@medeek said:
However, the reality is that I need to somehow make enough to survive and hence the necessary "evil" of having to charge, what I consider, high prices for these plugins.
It's always a challenge to build a passion into a self-sustaining business, and not to let short-term need short-circuit longer-term thinking.
You've created a lot of value with these plugins and you shouldn't feel the least bit guilty about charging an appropriate price for them. Those that use SU Pro as a/the primary tool for their business will have no problem investing in plugins that increase SU's capability and/or efficiency and should be your primary target market β for both pricing strategy and requirements capture. Any additional revenue that you pick up from the hobby market would simply be the icing on the cake, but you shouldn't let addressing that market derail your overall focus.
Accordingly, I think that (eventually) having two versions β Hobby/Pro β could help with the challenge of expanding the user base while still generating sufficient funds to sustain the effort. (All the development effort goes to Pro with Hobby as just a feature-limited version of same).

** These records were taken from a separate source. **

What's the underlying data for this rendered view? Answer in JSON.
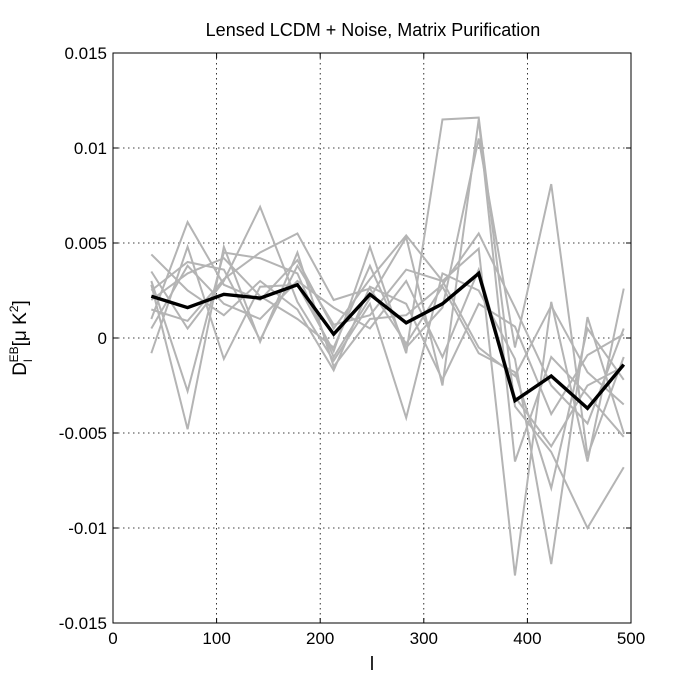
{
  "chart_data": {
    "type": "line",
    "title": "Lensed LCDM + Noise, Matrix Purification",
    "xlabel": "l",
    "ylabel": {
      "main": "D",
      "subscript": "l",
      "superscript": "EB",
      "units": "[μ K",
      "units_exponent": "2",
      "units_close": "]"
    },
    "xlim": [
      0,
      500
    ],
    "ylim": [
      -0.015,
      0.015
    ],
    "xticks": [
      0,
      100,
      200,
      300,
      400,
      500
    ],
    "xtick_labels": [
      "0",
      "100",
      "200",
      "300",
      "400",
      "500"
    ],
    "yticks": [
      -0.015,
      -0.01,
      -0.005,
      0,
      0.005,
      0.01,
      0.015
    ],
    "ytick_labels": [
      "-0.015",
      "-0.01",
      "-0.005",
      "0",
      "0.005",
      "0.01",
      "0.015"
    ],
    "grid": true,
    "x": [
      37,
      72,
      107,
      142,
      178,
      213,
      248,
      283,
      318,
      353,
      388,
      423,
      458,
      493
    ],
    "series": [
      {
        "color": "#000000",
        "values": [
          0.0022,
          0.0016,
          0.0023,
          0.0021,
          0.0028,
          0.0002,
          0.0023,
          0.0008,
          0.0018,
          0.0034,
          -0.0033,
          -0.002,
          -0.0037,
          -0.0014
        ]
      },
      {
        "color": "#b4b4b4",
        "values": [
          0.003,
          -0.0028,
          0.0045,
          0.0042,
          0.0034,
          -0.001,
          0.0021,
          0.0053,
          -0.0025,
          0.0115,
          -0.0065,
          -0.001,
          -0.003,
          -0.0052
        ]
      },
      {
        "color": "#b4b4b4",
        "values": [
          0.001,
          0.0061,
          0.0028,
          0.002,
          0.0041,
          0.0005,
          0.0031,
          0.0054,
          0.003,
          0.0047,
          -0.0125,
          0.0019,
          -0.0065,
          0.0026
        ]
      },
      {
        "color": "#b4b4b4",
        "values": [
          0.0035,
          0.0005,
          0.003,
          0.0069,
          0.0019,
          -0.0012,
          0.0018,
          -0.0042,
          0.0034,
          0.0025,
          -0.0011,
          -0.0119,
          0.0011,
          -0.005
        ]
      },
      {
        "color": "#b4b4b4",
        "values": [
          -0.0008,
          0.0048,
          -0.0011,
          0.0027,
          0.0028,
          -0.0007,
          0.0048,
          -0.0008,
          0.0115,
          0.0116,
          -0.0036,
          -0.006,
          -0.01,
          -0.0068
        ]
      },
      {
        "color": "#b4b4b4",
        "values": [
          0.002,
          0.0034,
          0.0042,
          0.0022,
          0.001,
          -0.0005,
          0.0038,
          -0.0005,
          0.0016,
          0.0105,
          -0.0005,
          0.0081,
          -0.0062,
          -0.001
        ]
      },
      {
        "color": "#b4b4b4",
        "values": [
          0.0028,
          -0.0048,
          0.0048,
          -0.0002,
          0.0045,
          -0.0015,
          0.001,
          0.0012,
          0.0028,
          0.0055,
          0.0016,
          -0.0025,
          -0.0045,
          0.0005
        ]
      },
      {
        "color": "#b4b4b4",
        "values": [
          0.0015,
          0.0009,
          0.0031,
          0.0045,
          0.0055,
          0.002,
          0.0026,
          -0.0003,
          0.0027,
          -0.0008,
          -0.0018,
          -0.0079,
          0.0005,
          -0.0022
        ]
      },
      {
        "color": "#b4b4b4",
        "values": [
          0.0005,
          0.0038,
          0.0018,
          0.001,
          0.003,
          0.0016,
          0.0005,
          0.003,
          -0.001,
          0.0036,
          -0.0031,
          -0.0057,
          -0.0025,
          -0.0015
        ]
      },
      {
        "color": "#b4b4b4",
        "values": [
          0.0044,
          0.0025,
          0.0012,
          0.003,
          0.0015,
          -0.0017,
          0.0027,
          0.0018,
          -0.0022,
          0.0018,
          0.0006,
          -0.004,
          -0.0009,
          0.0002
        ]
      },
      {
        "color": "#b4b4b4",
        "values": [
          0.0025,
          0.004,
          0.0036,
          -0.0001,
          0.0038,
          0.0007,
          0.0012,
          0.0036,
          0.003,
          -0.0005,
          -0.002,
          0.0017,
          -0.0018,
          -0.0035
        ]
      }
    ]
  }
}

The only caveat would be that the larger your user base, the greater the demand for user support. When you consider the truism that the customers who spend the least/know the least also tend to demand the most, you'd have to consider carefully whether directly addressing the Hobby market would be worth the potential loss of time/focus. (at this point in time)
I also like the idea of doing a time-limited promotion (to generate some needed near-term funds) much better than setting the long-term price too low, and then being stuck with it.